Last month, passing through the national road we encoutered a burning truck on the side of the road. I don't know how it caught on fire or wether anyone was hurt, but I didn't react to it as I think I "should". I just stared at it for a while while passing by and the next minute we were far away. I have seen this scene before. So many times in movies, or in the news, and through my tv or my computer screen I am always far from it. It s fictional, it does not have real consequences and it has already happened, a thousand times, in another place, at another time. Every time I simply watch. Until that day came, and I watched just like I did any time before. I could not think. Just stared at the blazing fire.
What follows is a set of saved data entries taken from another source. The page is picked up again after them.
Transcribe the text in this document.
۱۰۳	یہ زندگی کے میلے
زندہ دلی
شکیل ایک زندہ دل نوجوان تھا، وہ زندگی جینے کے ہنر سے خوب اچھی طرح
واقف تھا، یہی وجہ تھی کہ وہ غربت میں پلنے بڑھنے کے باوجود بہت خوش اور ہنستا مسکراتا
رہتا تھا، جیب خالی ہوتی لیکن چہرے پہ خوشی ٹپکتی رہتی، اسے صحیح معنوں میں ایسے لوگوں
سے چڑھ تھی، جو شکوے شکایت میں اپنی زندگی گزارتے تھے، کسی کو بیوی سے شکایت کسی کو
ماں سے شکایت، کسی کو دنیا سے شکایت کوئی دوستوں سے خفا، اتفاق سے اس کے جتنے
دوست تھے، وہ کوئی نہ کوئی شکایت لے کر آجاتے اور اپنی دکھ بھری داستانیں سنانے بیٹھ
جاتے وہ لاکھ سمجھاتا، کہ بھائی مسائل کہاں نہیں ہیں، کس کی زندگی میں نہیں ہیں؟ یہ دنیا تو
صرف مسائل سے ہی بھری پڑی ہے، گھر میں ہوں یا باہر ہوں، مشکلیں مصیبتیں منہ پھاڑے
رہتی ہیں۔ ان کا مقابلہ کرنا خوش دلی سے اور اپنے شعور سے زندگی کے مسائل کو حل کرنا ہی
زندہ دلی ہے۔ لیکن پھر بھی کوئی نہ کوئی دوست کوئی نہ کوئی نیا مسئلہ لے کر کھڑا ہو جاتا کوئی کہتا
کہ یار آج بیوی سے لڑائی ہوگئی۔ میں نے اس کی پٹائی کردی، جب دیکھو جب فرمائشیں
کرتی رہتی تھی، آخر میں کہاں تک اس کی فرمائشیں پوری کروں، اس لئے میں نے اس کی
We are angry. Sure we are. What did you expect?
What are we angry about though?
Are we angry beacause we do not have as much money as we would want? Because we cannot buy shiny toys and clothes and technological gadgets so that we can show them off to the rest of the society?Are we angry because we just want to feel powerfull and superior?
There is no use in being angry for the wrong reasons. We might as well shut up and accept what is coming to us.
Or we can wake up and be angry at something that is worth this fury.